I’ve seen this film 150 times. I can’t help but watch it whenever I find it playing on one of the HD movie channels. It’s never not hysterical and amazingly entertaining. Shane Black and David Arnott’s endlessly witty screenplay, which was based on an original script/story by Zack Penn and Adam Leff, was WAY ahead of its time. Back in 1993 people weren’t interested in satirizing the action movie genre; if this film got released today (and not up against Jurassic Park!) it does a lot better than it did. Critics waited with sharpened knives for this one, and never even tried to give it a chance. Fine, the kid is annoying, but I think that was part of the plan – the character is one of many constructs that the filmmakers sought to deconstruct. Arnold is VERY good here – sly, self-effacing, totally in on the joke. John McTiernan’s muscular sense of action (lensed by the great Dean Semler) is on display the entire time, with some really awesomely over the top stunts and sequences. There are so many wonderful throwaway lines and moments in this film, and the endless cameos and absurd supporting cast really sealed the deal. The ending is so meta it almost hurts, Tom Noonan POWER galore, and Arnold WIPING HIMSELF CLEAN WITH GENERIC PAPER TOWELS after falling into the La Brea Tar Pits. The absconding of Leo The Fart’s body is a great (and very funny) action set-piece, and Charles Dance and Anthony Quinn were both terrific. Silly, smart, and totally fun.


1 comment

  1. “I think that was part of the plan” While LAH began as a great idea, I can’t agree that any aspect of the results was part of a coherent plan.

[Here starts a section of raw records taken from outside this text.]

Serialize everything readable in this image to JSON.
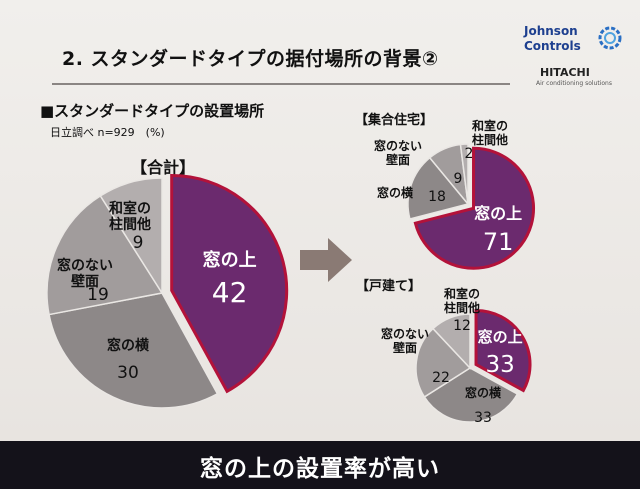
{
  "slide": {
    "title": "2. スタンダードタイプの据付場所の背景②",
    "section_heading": "■スタンダードタイプの設置場所",
    "survey_note": "日立調べ n=929　(%)",
    "conclusion": "窓の上の設置率が高い"
  },
  "logos": {
    "jc_line1": "Johnson",
    "jc_line2": "Controls",
    "hitachi": "HITACHI",
    "hitachi_sub": "Air conditioning solutions"
  },
  "colors": {
    "highlight": "#6b2a6e",
    "highlight_border": "#b3123a",
    "grey_dark": "#8d8888",
    "grey_mid": "#a19c9c",
    "grey_light": "#b3aeae",
    "arrow": "#8a7a74"
  },
  "chart_data": [
    {
      "type": "pie",
      "title": "【合計】",
      "slices": [
        {
          "label": "窓の上",
          "value": 42,
          "highlight": true
        },
        {
          "label": "窓の横",
          "value": 30
        },
        {
          "label": "窓のない\n壁面",
          "value": 19
        },
        {
          "label": "和室の\n柱間他",
          "value": 9
        }
      ]
    },
    {
      "type": "pie",
      "title": "【集合住宅】",
      "slices": [
        {
          "label": "窓の上",
          "value": 71,
          "highlight": true
        },
        {
          "label": "窓の横",
          "value": 18
        },
        {
          "label": "窓のない\n壁面",
          "value": 9
        },
        {
          "label": "和室の\n柱間他",
          "value": 2
        }
      ]
    },
    {
      "type": "pie",
      "title": "【戸建て】",
      "slices": [
        {
          "label": "窓の上",
          "value": 33,
          "highlight": true
        },
        {
          "label": "窓の横",
          "value": 33
        },
        {
          "label": "窓のない\n壁面",
          "value": 22
        },
        {
          "label": "和室の\n柱間他",
          "value": 12
        }
      ]
    }
  ]
}
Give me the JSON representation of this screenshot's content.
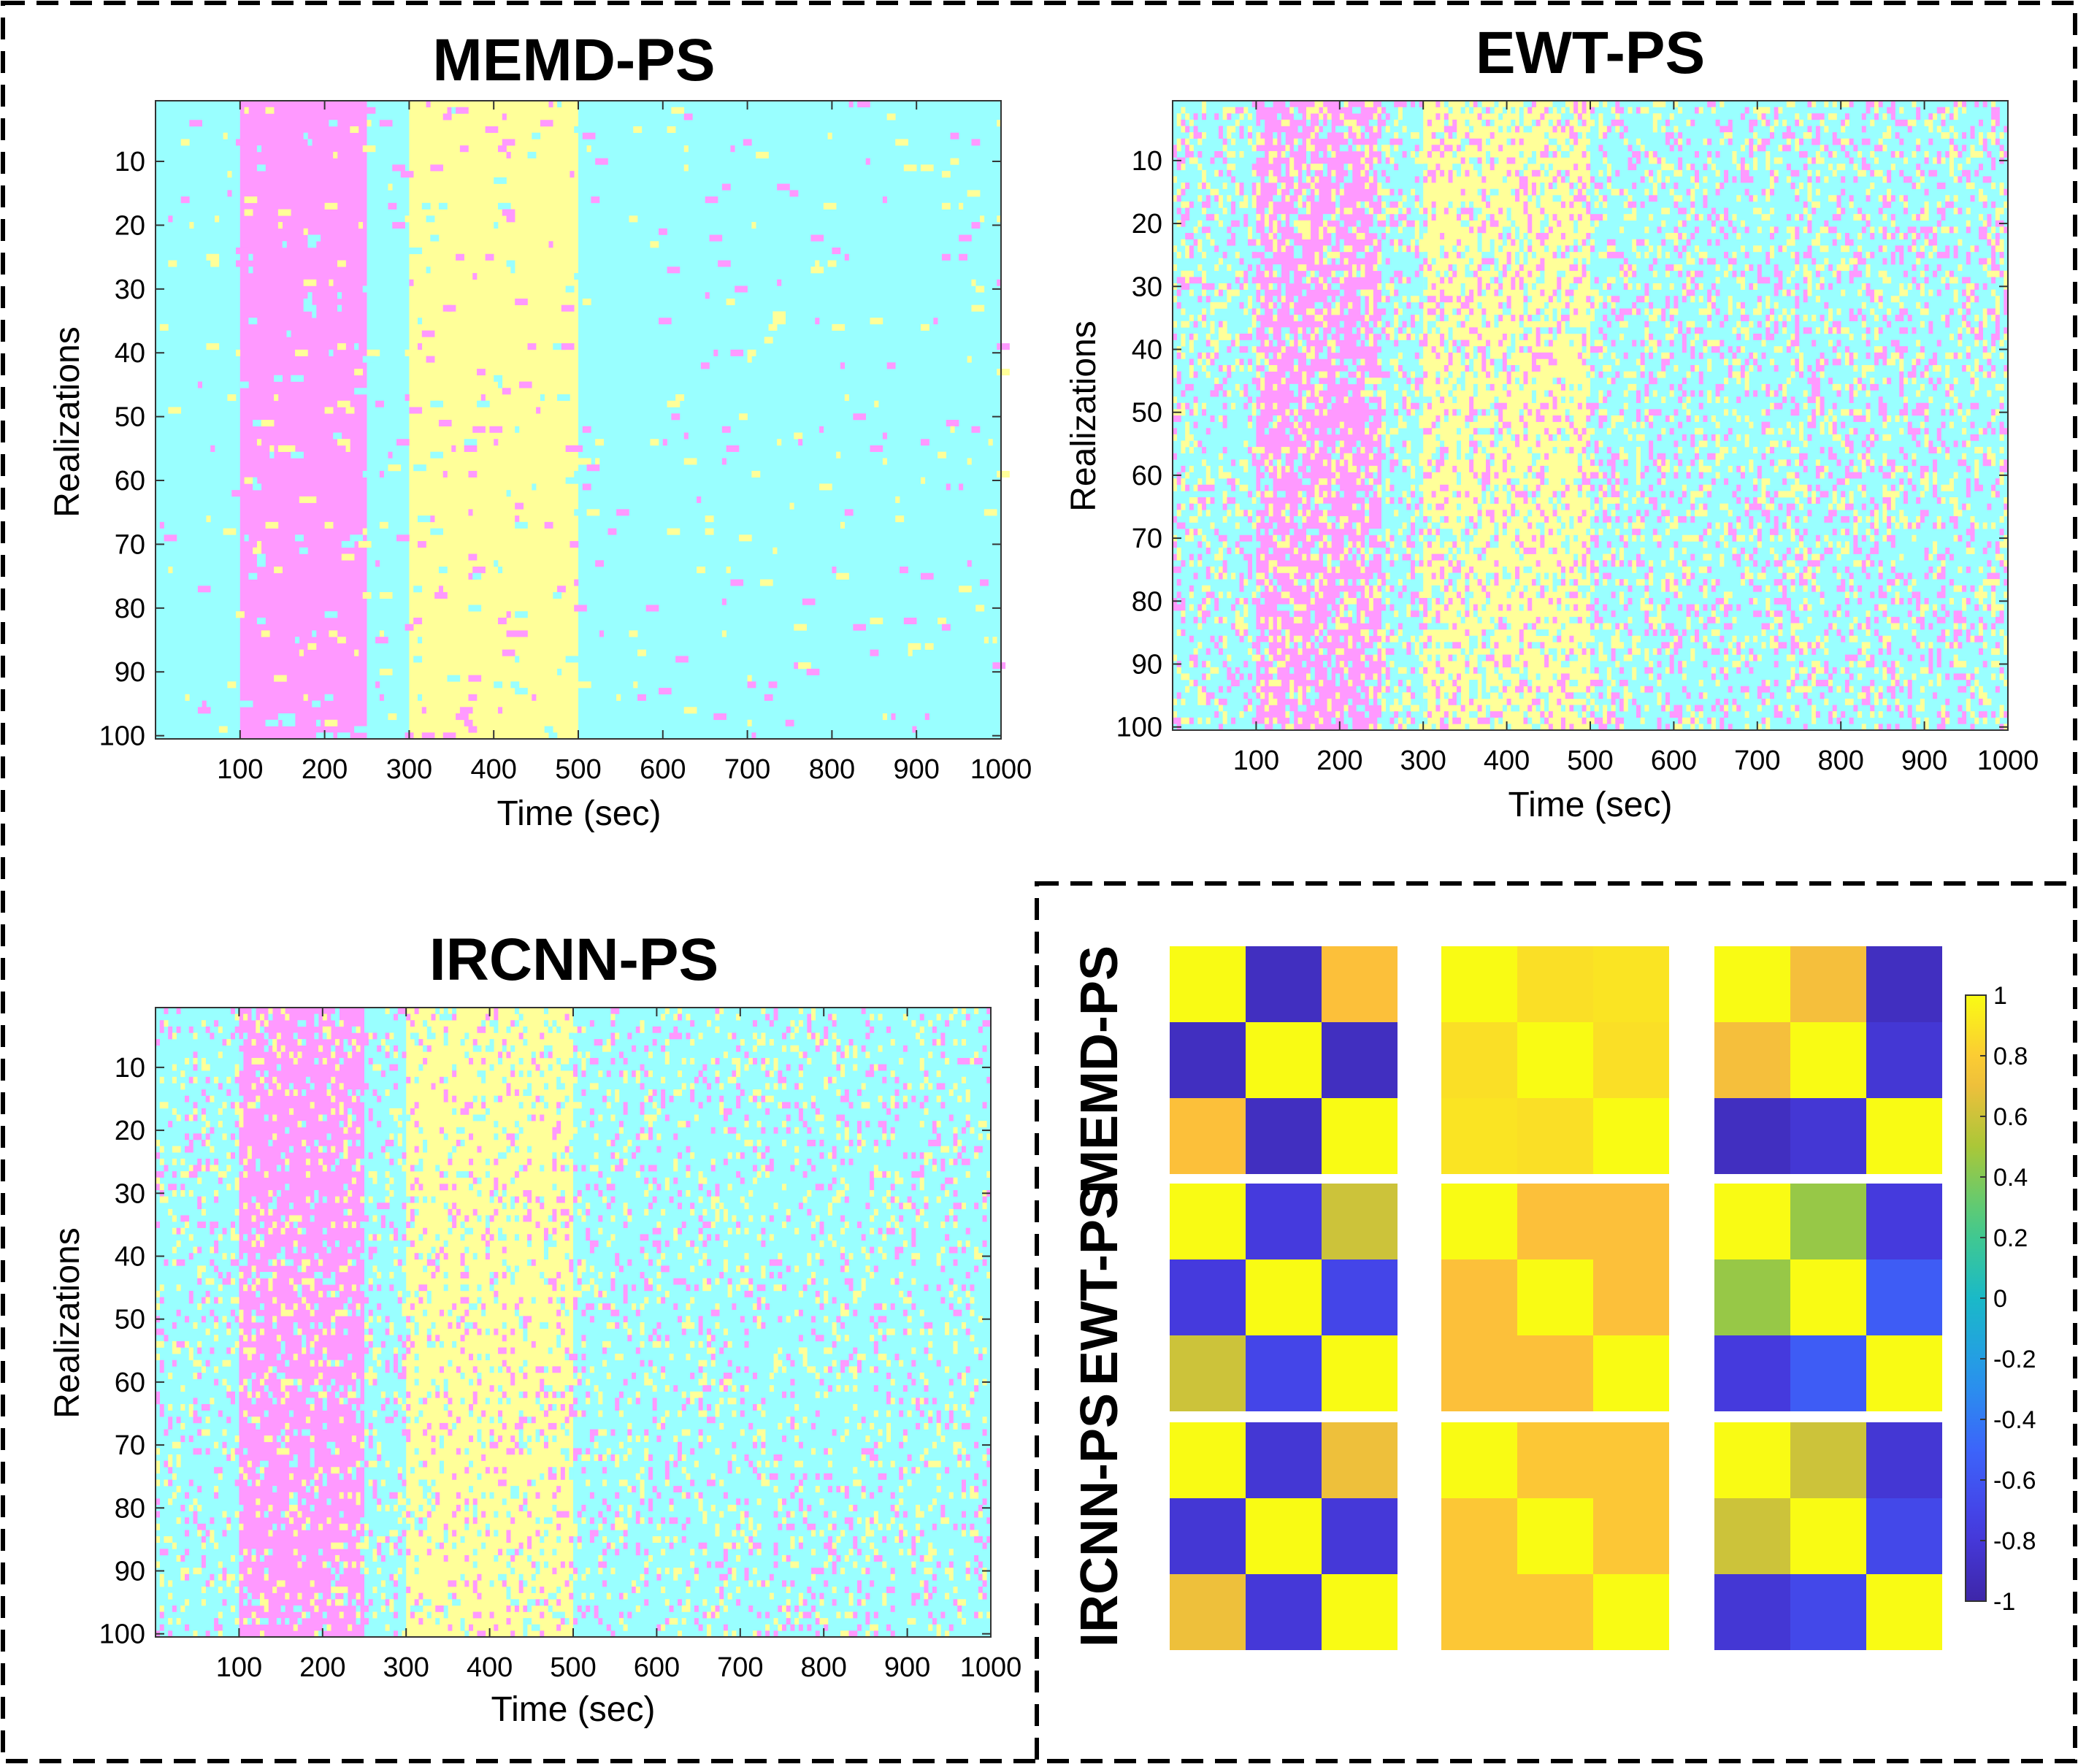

    The entire production was a nightmare (overschedule, overbudget), people being fired and replaced on an almost daily basis, the studio and star (at his most arrogant peak) determined to do whatever necessary to “guarantee” themselves the biggest movie of the year.

    I’ve read both the original Penn-Leff draft and the Black revision, and while there are some good ideas, there is much awful stuff, and the rapid way the mess was tossed together was doomed.

    A year earlier Ben Stiller had already parodied the action-hero genre with his Fox TV skit “Die Hard 12” which cleverly mimicked McTiernan-deBont cinematography, and even cast Taylor Negron as its villain. Likewise 1 year after LAH, True Lies was a profitable success while spoofing the genre and Arnold’s persona.

    If LAH had been filmed cheaply, and/or allowed to take its necessary time (for example, releasing later at Christmas `93 rather than rushing insanely to meet an artificially contrived June slot), it could have reached a larger, more welcoming audience, providing the filmmakers space to improve its flaws into a genuine masterpiece.